Perhaps the biggest implication of the rollback is that, under the CRA passed in 1996 to allow Congress to overrule regulations created by federal agencies, the FCC is prevented from enacting substantially similar rules in the future. Let me reiterate this—even if Republican congress members change their minds about repealing the rule, the FCC is legally prevented from reenacting similar rules in the absence of a new law specifically allowing them to do so.

So, one may ask, why doesn’t the FTC—the federal agency that has historically handled consumer privacy protection—step in and enact similar rules? In its 2015 Net Neutrality Order, the FCC exerted authority over ISPs by categorizing them as providers of a “telecommunications service,” which had the effect of eliminating FTC jurisdiction under § 5 of the Federal Trade Commission Act (“FTCA”), which excludes the ability to regulate “common carriers” from FTC authority. The 9th Circuit confirmed the FTC’s lack of jurisdiction over ISPs in an opinion holding that § 5 of the FTCA’s common carrier exemption is status-based as opposed to activity-based, and thus any entity acquiring the “status” of a common carrier falls outside FTC jurisdiction. While it has been predicted that the FCC and Congress will roll back the Net Neutrality Rules, reestablishing FTC jurisdiction over ISPs, this will not occur for several years.

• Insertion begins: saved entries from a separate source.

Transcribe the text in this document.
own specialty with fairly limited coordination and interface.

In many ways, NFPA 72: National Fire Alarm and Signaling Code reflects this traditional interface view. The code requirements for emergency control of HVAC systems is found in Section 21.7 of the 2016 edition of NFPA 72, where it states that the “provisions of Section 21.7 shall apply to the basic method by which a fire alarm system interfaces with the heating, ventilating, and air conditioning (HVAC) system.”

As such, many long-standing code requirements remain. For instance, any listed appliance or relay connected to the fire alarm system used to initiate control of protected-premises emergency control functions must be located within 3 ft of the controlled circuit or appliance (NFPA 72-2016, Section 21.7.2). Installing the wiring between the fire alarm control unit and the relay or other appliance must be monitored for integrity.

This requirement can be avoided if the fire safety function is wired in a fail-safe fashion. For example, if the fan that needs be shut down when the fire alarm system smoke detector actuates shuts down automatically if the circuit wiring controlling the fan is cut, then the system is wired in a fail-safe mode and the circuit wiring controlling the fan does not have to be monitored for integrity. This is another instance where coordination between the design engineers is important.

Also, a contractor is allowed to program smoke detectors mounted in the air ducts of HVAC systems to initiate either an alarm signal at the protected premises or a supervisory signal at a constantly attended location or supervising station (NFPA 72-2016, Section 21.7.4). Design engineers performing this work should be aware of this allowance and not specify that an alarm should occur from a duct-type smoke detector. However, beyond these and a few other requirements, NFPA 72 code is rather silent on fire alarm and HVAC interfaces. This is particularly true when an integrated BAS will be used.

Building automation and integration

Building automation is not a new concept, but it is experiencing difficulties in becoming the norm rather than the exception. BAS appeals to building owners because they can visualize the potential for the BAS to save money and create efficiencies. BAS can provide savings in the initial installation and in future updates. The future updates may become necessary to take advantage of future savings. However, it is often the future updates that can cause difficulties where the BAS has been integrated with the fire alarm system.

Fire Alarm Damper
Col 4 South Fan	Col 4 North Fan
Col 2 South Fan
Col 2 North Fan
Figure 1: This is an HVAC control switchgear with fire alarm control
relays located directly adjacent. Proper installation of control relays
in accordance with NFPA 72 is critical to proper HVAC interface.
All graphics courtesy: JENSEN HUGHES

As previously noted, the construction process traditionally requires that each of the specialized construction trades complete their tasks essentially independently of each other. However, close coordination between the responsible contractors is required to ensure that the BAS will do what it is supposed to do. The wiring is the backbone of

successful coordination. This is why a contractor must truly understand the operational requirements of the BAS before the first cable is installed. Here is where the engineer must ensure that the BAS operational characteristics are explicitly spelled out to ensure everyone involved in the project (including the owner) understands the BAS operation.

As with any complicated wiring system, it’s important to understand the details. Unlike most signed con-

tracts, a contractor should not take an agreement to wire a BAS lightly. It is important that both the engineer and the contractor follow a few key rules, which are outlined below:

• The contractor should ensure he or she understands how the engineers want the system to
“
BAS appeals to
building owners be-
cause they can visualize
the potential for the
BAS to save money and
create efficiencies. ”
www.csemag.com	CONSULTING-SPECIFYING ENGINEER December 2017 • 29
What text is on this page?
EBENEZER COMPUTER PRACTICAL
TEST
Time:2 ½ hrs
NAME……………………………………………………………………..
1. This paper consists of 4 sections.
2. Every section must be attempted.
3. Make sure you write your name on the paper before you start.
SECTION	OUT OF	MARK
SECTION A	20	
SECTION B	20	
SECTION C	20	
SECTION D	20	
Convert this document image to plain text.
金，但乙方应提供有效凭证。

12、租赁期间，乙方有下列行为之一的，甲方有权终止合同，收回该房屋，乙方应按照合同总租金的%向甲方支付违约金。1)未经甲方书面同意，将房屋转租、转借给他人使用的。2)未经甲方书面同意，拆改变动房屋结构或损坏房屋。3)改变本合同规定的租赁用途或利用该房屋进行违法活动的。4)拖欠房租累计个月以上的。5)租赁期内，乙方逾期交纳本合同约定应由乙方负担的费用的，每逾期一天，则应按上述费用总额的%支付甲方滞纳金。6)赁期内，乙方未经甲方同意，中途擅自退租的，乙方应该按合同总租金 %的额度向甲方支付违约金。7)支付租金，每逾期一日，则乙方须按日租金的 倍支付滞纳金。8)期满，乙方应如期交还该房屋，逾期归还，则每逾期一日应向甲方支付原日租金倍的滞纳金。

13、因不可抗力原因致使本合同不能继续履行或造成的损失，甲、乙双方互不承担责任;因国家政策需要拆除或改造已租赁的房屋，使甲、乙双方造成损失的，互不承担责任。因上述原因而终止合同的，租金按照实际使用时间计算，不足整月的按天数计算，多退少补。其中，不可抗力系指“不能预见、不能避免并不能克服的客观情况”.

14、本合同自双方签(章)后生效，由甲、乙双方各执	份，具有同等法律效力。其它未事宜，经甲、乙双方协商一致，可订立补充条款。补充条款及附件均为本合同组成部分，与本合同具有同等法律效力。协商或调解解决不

So, now what? It is critically important that state and local authorities, such as state attorneys general (“state AGs”), fill the void and protect consumer privacy against abusive ISP monopoly power by encouraging transparency, choice, and data security. Every state has a state Unfair and Deceptive Acts and Practices (“UDAP”) Statute permitting its state AG (e.g., the New York Office of the Attorney General’s Bureau of Internet and Technology or the California Department of Justice’s Privacy Enforcement and Protection Unit) to prohibit a company from deceiving consumers. This power may be leveraged against ISPs to stop them from falsely representing that they protect consumer privacy and safeguard consumer data. But until such authorities step in—and until our elected representatives in Congress prioritize consumer privacy over big corporate profits—consumers should consider investing in a virtual private network (“VPN”), because apparently privacy has a price tag and consumer data is for sale.